Who are the Sparks projected to pick?
As discussed earlier, the Sparks have a full roster of players who they expect to contribute towards a championship push this season. That means they’ll be likely be looking at international players who can be stashed overseas or injured players who will miss the season regardless. WNBA teams are allowed to retain the rights of international players and “suspended” players, which is how full-season injuries are designated by the league.
The Sparks still have to make the picks, so here is a collection of the projections of five mock drafts from Justin Carter of Nets Republic (NR), Ben Dull of The Basketball Index (BI), Eric Nemchock of Swish Appeal (SA), Lyndsey D’Arcangelo of The Athletic (TA), and Howard Megdal of High Post Hoops (HPH).
Pick No. 20
NR: G Kathleen Doyle, Iowa
BI: F Leaonna Odom, Duke
SA: G/F Kitija Laksa, TTT Riga
TA: C Luisa Geiselsoder, Germany
HPH: F Kiah Gillespie, Florida State
Pick No. 22
NR: G Mikayla Pivec, Oregon State
BI: G Gia Pack, New Mexico State
SA: F Chante Stonewall, DePaul
TA: G Tynice Martin, West Virginia
HPH: F Brittany Brewer, Texas Tech
Pick No. 34
NR: C Luisa Geiselsoder, Germany
BI: G Japreece Dean, UCLA
SA: G Erica Ogwumike, Rice
TA: G Erica Ogwumike, Rice
HPH: G Kathleen Doyle, Iowa
There is a lot of unpredictability in the later rounds of any draft, and the WNBA is no exception. There are two names that show up here twice who are worth keeping an eye on. One is Luisa Geiselsoder, a 20-year-old center. She has an outstanding international pedigree playing for the German national team, similar to Vadeeva in Russia before she was drafted in 2018, and she checks off two boxes for the Sparks: center and international.

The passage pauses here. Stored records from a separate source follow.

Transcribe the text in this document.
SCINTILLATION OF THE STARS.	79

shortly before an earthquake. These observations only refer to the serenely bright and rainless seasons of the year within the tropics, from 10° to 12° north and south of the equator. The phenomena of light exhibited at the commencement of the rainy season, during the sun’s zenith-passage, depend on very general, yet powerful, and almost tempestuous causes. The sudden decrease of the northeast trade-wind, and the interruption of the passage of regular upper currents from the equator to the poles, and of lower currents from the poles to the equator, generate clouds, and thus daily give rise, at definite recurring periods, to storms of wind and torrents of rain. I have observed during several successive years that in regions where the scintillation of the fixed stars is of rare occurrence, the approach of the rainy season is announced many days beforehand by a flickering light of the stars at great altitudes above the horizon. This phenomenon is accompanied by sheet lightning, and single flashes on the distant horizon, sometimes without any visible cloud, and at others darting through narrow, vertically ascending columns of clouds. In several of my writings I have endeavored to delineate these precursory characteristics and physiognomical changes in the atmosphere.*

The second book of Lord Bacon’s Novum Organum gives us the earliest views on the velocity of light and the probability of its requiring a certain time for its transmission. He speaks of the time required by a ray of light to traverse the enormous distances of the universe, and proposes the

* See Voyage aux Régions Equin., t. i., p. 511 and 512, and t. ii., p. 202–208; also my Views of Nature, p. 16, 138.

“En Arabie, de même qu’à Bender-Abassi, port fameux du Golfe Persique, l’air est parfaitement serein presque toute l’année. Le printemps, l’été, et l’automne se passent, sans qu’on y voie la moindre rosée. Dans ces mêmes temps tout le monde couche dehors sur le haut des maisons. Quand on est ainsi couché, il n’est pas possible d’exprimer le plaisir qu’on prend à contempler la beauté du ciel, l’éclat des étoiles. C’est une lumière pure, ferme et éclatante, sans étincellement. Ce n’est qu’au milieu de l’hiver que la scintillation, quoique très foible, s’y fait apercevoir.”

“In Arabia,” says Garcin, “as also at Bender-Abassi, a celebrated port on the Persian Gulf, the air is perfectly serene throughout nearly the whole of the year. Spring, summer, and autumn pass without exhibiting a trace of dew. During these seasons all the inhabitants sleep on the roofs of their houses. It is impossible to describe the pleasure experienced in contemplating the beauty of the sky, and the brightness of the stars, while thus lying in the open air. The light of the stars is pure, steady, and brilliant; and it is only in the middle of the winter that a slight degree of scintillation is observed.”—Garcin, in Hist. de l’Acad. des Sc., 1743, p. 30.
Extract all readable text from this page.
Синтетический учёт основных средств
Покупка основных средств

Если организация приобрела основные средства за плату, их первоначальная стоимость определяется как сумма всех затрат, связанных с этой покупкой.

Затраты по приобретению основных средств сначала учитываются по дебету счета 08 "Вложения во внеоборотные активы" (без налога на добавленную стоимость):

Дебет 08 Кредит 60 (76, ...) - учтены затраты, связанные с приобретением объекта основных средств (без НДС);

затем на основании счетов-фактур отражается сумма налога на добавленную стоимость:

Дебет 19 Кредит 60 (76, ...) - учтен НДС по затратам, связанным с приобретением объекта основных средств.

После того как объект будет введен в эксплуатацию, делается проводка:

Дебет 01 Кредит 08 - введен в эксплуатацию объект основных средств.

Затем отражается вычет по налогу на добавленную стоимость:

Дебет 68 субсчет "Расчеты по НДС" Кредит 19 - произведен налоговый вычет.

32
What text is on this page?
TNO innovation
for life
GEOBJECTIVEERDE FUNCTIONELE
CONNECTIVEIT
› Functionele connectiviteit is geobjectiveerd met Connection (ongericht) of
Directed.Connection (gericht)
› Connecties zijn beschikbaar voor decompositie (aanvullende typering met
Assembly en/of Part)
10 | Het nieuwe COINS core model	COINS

Erica Ogwumike also earns a second look, partly because of her last name. Two of her older sisters play for the Sparks, so it would be quite the story. From a pure basketball perspective, she can play the point and she ranked in the 99th percentile of college players in free-throw rate last season, something L.A. struggled with mightily.
We still don’t know the status of the 2020 season, but today’s draft will at least give a clearer picture of the Sparks roster for whenever basketball resumes.